Tuesday, July 26, 2005

Mathematics, Arts and Cultural Industry

About a month ago I received a CD-ROM from Marcella Giulia Lorenzi, a Ph.D. student currently attending the PhD course in "Psychology of Programming and Artificial Intelligence" at University of Calabria, Italy. I met her in 2003 at 'The Europrix Summer School and ACTeN Scouting Workshop” in Salzburg (Austria), held at the Kolleg St. Joseph in the Garden of Villa Trapp, organized by ICNM (International Center for New Media), entitled "Producing Broadband Multimedia Content - 3D, Music and Video on the Web'. The participants produced a broadband project on "Sound of Music - Reloaded", about the famous Hollywood motion picture shot in Salzburg, and web design of the summer school's daily weblog, including more than 700 pictures.

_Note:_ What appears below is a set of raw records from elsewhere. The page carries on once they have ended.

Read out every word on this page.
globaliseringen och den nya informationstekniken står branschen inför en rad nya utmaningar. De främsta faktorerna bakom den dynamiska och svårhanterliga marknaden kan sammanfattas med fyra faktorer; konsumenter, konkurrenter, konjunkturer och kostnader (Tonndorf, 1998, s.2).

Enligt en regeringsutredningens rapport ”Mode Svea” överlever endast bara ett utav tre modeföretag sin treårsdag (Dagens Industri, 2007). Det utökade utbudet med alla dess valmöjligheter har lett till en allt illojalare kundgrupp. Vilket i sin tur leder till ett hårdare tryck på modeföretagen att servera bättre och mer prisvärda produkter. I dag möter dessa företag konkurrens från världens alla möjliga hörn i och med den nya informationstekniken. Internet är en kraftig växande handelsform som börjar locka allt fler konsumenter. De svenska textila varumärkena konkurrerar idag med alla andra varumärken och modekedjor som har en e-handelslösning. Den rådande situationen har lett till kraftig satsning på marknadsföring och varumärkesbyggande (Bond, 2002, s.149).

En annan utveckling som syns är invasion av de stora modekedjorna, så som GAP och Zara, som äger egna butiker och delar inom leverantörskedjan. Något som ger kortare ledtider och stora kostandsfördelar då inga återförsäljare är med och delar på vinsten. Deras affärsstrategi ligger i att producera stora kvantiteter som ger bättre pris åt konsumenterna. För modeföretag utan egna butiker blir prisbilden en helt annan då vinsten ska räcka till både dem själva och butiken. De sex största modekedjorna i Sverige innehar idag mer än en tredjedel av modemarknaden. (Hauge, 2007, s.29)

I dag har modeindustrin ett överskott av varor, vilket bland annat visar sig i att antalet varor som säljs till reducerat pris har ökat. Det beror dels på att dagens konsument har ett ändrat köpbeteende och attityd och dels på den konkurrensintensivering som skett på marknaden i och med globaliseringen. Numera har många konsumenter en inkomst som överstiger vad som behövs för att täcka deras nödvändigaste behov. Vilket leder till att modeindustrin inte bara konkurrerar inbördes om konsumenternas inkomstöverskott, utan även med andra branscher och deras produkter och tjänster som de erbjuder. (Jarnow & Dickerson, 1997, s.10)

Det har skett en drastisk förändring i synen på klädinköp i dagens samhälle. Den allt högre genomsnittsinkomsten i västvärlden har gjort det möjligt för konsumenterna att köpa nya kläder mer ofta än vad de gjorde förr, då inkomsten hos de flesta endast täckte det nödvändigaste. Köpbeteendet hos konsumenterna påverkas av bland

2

Have a look at the site; it contaiuns some hilarious fragments and pictures.

She was a little bit of a stranger in the team as all the other participants were people studying multimedia production. She studied and still studies mathematics and is a multimedia artist interested in combining art and science/technology. Yet asked for research areas of interest, she will tell you: Electronic and Generative Art; Storytelling; Interactive media; Communication and new technologies or if you want to have it in other terms: Computer Graphics & Virtual Reality; Educational Technology; Electronic Art; Visual Arts, Film studies & special effects; Digital sound processing, Linguistics. Altogether, she covers a broad field.


Menu page of CD-ROM

The CD-ROM, which has been produced by her, is a CD-ROM on Mathematics, Arts and Cultural Industry. This is a very wide area. The CD-ROM contains the proceedings of a September mini conference held at an island near Venice and the proceedings of a national conference in May held at Cetraro. It contains papers, but also multimedia, ranging from photographs to videos and music. But the CD-ROM contains also multimedia presentations such interactive movies with 3D figures and sounds as well as presentations of virtual museums. I have been scanning through the papers and the multimedia assets with a lot of interest. The menu of the CD-ROM is bilingual in Italian and in English and the papers are also in English.

It is funny to see mathematicians busy with art and the cultural industry. Their point of departure is quite different from people that have studied art or cultural management. I expected to see somewhere a link to Escher, a Dutch artisan who put mathematical riddles into his painting. But also with the music you do not expect baroque, but some strange sounds. Well people interested in this are fully served by this CD-ROM.